The 10-second runoff that could cost dear to the Saints


Published on Sep 11, 2019


Monday night in the second Monday Night the New Orleans Saints beat the Houston Texans to 30-28 thanks to a field goal from 58 yards by Will Lutz at the end. During the meeting, the Saints were the victim of a resounding failure of arbitration that could cost you the match.
49 seconds at the end of the second time, 3rd and 17 for the Saints that are on their 29. Brees gets the ball and throws it to the left to Michael Thomas, who receives about 47 in the field. The referee is approaching, whistles the end of the action, and correctly reports that the time runs.

The referee to the replay decides to stop the bout to check the exact position of the ball and after a review of the action along with the Referee confirm the first down marked in the field by applying the rule of 10-second runoff, asking the operator to set the timer to 16 seconds, committing a glaring error. A sort of déjà vu for the Saints after what happened in the last home game at the end of January.

Error is so obvious that even The Riveron (the chief referee) at the end of the game, he had to admit that the crew in the field has the wrong application of the time, it is very rare to read official statements from the NFL of this kind on the topics of arbitration.

An explanation of the occurrence at the end of the first half in #HOUvsNO:

— The NFL Officiating (@NFLOfficiating) September 10, 2019

The action terminates when there were 41 seconds left on the clock and that is the time at which it was applied to the 10-second runoff and not the 26 seconds at which time the referees have stopped the game to review the action. When the crew decides to go to the replay to review an action by the meeting is as if you were to stop at the end of the same. In a few words, the Saints were scippati of 15 seconds that could be useful to get closer to the endzone and maybe try a field goal from a distance easier 56 yards from where Lutz got that wrong.
We are amazed as 8 referees on the field, a clerk at the replay and the Control Center of the New York not have noticed the error in time to rectify it on the field!
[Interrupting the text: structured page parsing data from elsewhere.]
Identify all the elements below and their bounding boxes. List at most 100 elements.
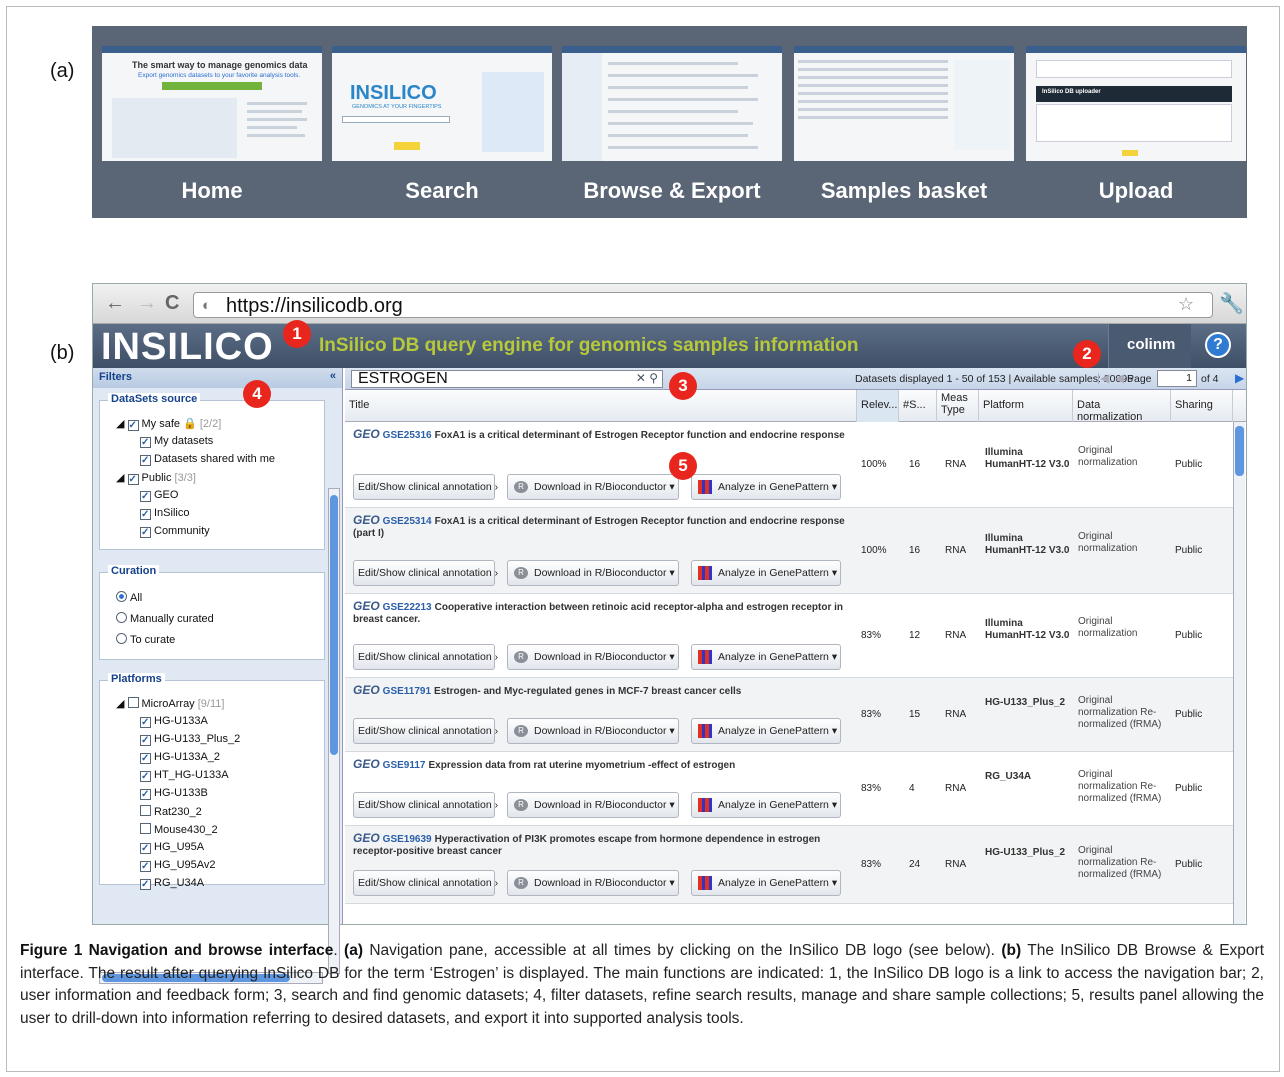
- dataset-title[interactable]: GEO GSE22213 Cooperative interaction betwe…: [353, 600, 853, 626]
- upload-thumbnail[interactable]: InSilico DB uploader: [1026, 46, 1246, 161]
- result-row[interactable]: GEO GSE19639 Hyperactivation of PI3K promo…: [345, 826, 1233, 904]
- platform-filter-item[interactable]: ✓ HG_U95A: [140, 841, 204, 854]
- download-r-button[interactable]: R Download in R/Bioconductor ▾: [507, 718, 679, 744]
- home-thumbnail[interactable]: The smart way to manage genomics data Ex…: [102, 46, 322, 161]
- analyze-genepattern-button[interactable]: Analyze in GenePattern ▾: [691, 718, 841, 744]
- reload-icon[interactable]: C: [165, 292, 179, 315]
- analyze-genepattern-button[interactable]: Analyze in GenePattern ▾: [691, 870, 841, 896]
- prev-page-icon[interactable]: ◀: [1115, 371, 1124, 385]
- forward-icon[interactable]: →: [137, 292, 157, 315]
- curation-all[interactable]: All: [116, 591, 142, 604]
- dataset-title[interactable]: GEO GSE19639 Hyperactivation of PI3K promo…: [353, 832, 853, 858]
- curation-manual[interactable]: Manually curated: [116, 612, 214, 625]
- dataset-title[interactable]: GEO GSE9117 Expression data from rat uteri…: [353, 758, 853, 772]
- platform-filter-item[interactable]: ✓ HG-U133_Plus_2: [140, 733, 240, 746]
- nav-label-upload[interactable]: Upload: [1026, 178, 1246, 204]
- platform-filter-item[interactable]: ✓ HG-U133A_2: [140, 751, 220, 764]
- download-r-button[interactable]: R Download in R/Bioconductor ▾: [507, 474, 679, 500]
- filter-geo[interactable]: ✓ GEO: [140, 489, 178, 502]
- page-input[interactable]: 1: [1157, 370, 1197, 387]
- insilico-logo[interactable]: INSILICO: [101, 326, 274, 369]
- url-bar[interactable]: ◐ https://insilicodb.org: [193, 292, 1213, 318]
- edit-annotation-button[interactable]: Edit/Show clinical annotation ›: [353, 870, 498, 896]
- edit-annotation-button[interactable]: Edit/Show clinical annotation ›: [353, 644, 498, 670]
- dataset-title[interactable]: GEO GSE25314 FoxA1 is a critical determina…: [353, 514, 853, 540]
- col-relevance[interactable]: Relev...: [857, 390, 899, 422]
- result-row[interactable]: GEO GSE9117 Expression data from rat uteri…: [345, 752, 1233, 826]
- edit-annotation-button[interactable]: Edit/Show clinical annotation ›: [353, 792, 498, 818]
- dataset-accession[interactable]: GSE25314: [383, 516, 432, 527]
- analyze-genepattern-button[interactable]: Analyze in GenePattern ▾: [691, 792, 841, 818]
- platform-value: Illumina HumanHT-12 V3.0: [985, 618, 1070, 641]
- collapse-icon[interactable]: «: [330, 370, 336, 382]
- first-page-icon[interactable]: |◀: [1097, 371, 1109, 385]
- filters-header: Filters «: [93, 368, 342, 388]
- curation-to-curate[interactable]: To curate: [116, 633, 175, 646]
- col-platform[interactable]: Platform: [979, 390, 1073, 422]
- results-scrollbar[interactable]: [1233, 422, 1245, 924]
- dataset-accession[interactable]: GSE19639: [383, 834, 432, 845]
- star-icon[interactable]: ☆: [1178, 294, 1194, 315]
- platform-filter-item[interactable]: Rat230_2: [140, 805, 202, 818]
- edit-annotation-button[interactable]: Edit/Show clinical annotation ›: [353, 718, 498, 744]
- analyze-genepattern-button[interactable]: Analyze in GenePattern ▾: [691, 560, 841, 586]
- col-normalization[interactable]: Data normalization: [1073, 390, 1171, 423]
- filter-my-safe[interactable]: ◢ ✓ My safe 🔒 [2/2]: [116, 417, 221, 431]
- col-meas-type[interactable]: Meas Type: [937, 390, 979, 422]
- wrench-icon[interactable]: 🔧: [1219, 291, 1244, 316]
- platform-filter-item[interactable]: ✓ HG_U95Av2: [140, 859, 216, 872]
- dataset-accession[interactable]: GSE11791: [383, 686, 431, 697]
- help-icon[interactable]: ?: [1205, 332, 1231, 358]
- platform-filter-item[interactable]: ✓ HG-U133A: [140, 715, 208, 728]
- platform-filter-item[interactable]: ✓ HG-U133B: [140, 787, 208, 800]
- analyze-genepattern-button[interactable]: Analyze in GenePattern ▾: [691, 474, 841, 500]
- back-icon[interactable]: ←: [105, 292, 125, 315]
- search-input[interactable]: ESTROGEN ✕ ⚲: [351, 370, 663, 388]
- platforms-title: Platforms: [108, 673, 165, 685]
- platform-filter-item[interactable]: ✓ HT_HG-U133A: [140, 769, 229, 782]
- col-title[interactable]: Title: [345, 390, 857, 422]
- dataset-title[interactable]: GEO GSE11791 Estrogen- and Myc-regulated g…: [353, 684, 853, 698]
- caption-a: Navigation pane, accessible at all times…: [369, 942, 995, 959]
- edit-annotation-button[interactable]: Edit/Show clinical annotation ›: [353, 560, 498, 586]
- next-page-icon[interactable]: ▶: [1235, 371, 1244, 385]
- download-r-button[interactable]: R Download in R/Bioconductor ▾: [507, 644, 679, 670]
- user-box[interactable]: colinm: [1108, 324, 1191, 368]
- dataset-accession[interactable]: GSE22213: [383, 602, 432, 613]
- nav-label-search[interactable]: Search: [332, 178, 552, 204]
- nav-label-browse[interactable]: Browse & Export: [562, 178, 782, 204]
- filter-insilico[interactable]: ✓ InSilico: [140, 507, 189, 520]
- result-row[interactable]: GEO GSE11791 Estrogen- and Myc-regulated g…: [345, 678, 1233, 752]
- platform-filter-item[interactable]: ✓ RG_U34A: [140, 877, 204, 890]
- download-r-button[interactable]: R Download in R/Bioconductor ▾: [507, 870, 679, 896]
- filter-public[interactable]: ◢ ✓ Public [3/3]: [116, 471, 196, 485]
- result-row[interactable]: GEO GSE25314 FoxA1 is a critical determina…: [345, 508, 1233, 594]
- download-r-button[interactable]: R Download in R/Bioconductor ▾: [507, 792, 679, 818]
- filters-vertical-scrollbar[interactable]: [328, 488, 340, 974]
- filter-microarray[interactable]: ◢ MicroArray [9/11]: [116, 697, 224, 710]
- col-samples[interactable]: #S...: [899, 390, 937, 422]
- dataset-title[interactable]: GEO GSE25316 FoxA1 is a critical determina…: [353, 428, 853, 442]
- filter-community[interactable]: ✓ Community: [140, 525, 210, 538]
- platform-filter-item[interactable]: Mouse430_2: [140, 823, 218, 836]
- dataset-accession[interactable]: GSE25316: [383, 430, 432, 441]
- filter-shared[interactable]: ✓ Datasets shared with me: [140, 453, 275, 466]
- search-icon[interactable]: ✕ ⚲: [636, 371, 658, 385]
- browse-thumbnail[interactable]: [562, 46, 782, 161]
- download-r-button[interactable]: R Download in R/Bioconductor ▾: [507, 560, 679, 586]
- analyze-genepattern-button[interactable]: Analyze in GenePattern ▾: [691, 644, 841, 670]
- result-row[interactable]: GEO GSE22213 Cooperative interaction betwe…: [345, 594, 1233, 678]
- search-thumb-tagline: GENOMICS AT YOUR FINGERTIPS: [352, 104, 442, 110]
- result-row[interactable]: GEO GSE25316 FoxA1 is a critical determina…: [345, 422, 1233, 508]
- meas-type-value: RNA: [945, 709, 967, 720]
- username: colinm: [1127, 336, 1176, 353]
- search-thumbnail[interactable]: INSILICO GENOMICS AT YOUR FINGERTIPS: [332, 46, 552, 161]
- genepattern-icon: [698, 724, 712, 738]
- col-sharing[interactable]: Sharing: [1171, 390, 1233, 422]
- basket-thumbnail[interactable]: [794, 46, 1014, 161]
- edit-annotation-button[interactable]: Edit/Show clinical annotation ›: [353, 474, 498, 500]
- nav-label-basket[interactable]: Samples basket: [794, 178, 1014, 204]
- nav-label-home[interactable]: Home: [102, 178, 322, 204]
- filter-my-datasets[interactable]: ✓ My datasets: [140, 435, 213, 448]
- dataset-accession[interactable]: GSE9117: [383, 760, 426, 771]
The victory of the New Orleans Saints has a little weakened the effect of this error, but we don't want to imagine what would have happened if the field goal, the final had centred on the poles...

To avoid that in the last two minutes of the game in the second and fourth quarter the attack might take advantage (intentionally or not) of some actions or behaviors that lead to stop the time, since 1955, there is a rule that takes 10 seconds on the stopwatch of the game (rule 4, section 7). This rule applies in the case you experience any of the following situations:

The attack can cancel a 10-second runoff by calling a time out, in this case will not be stolen seconds on the stopwatch.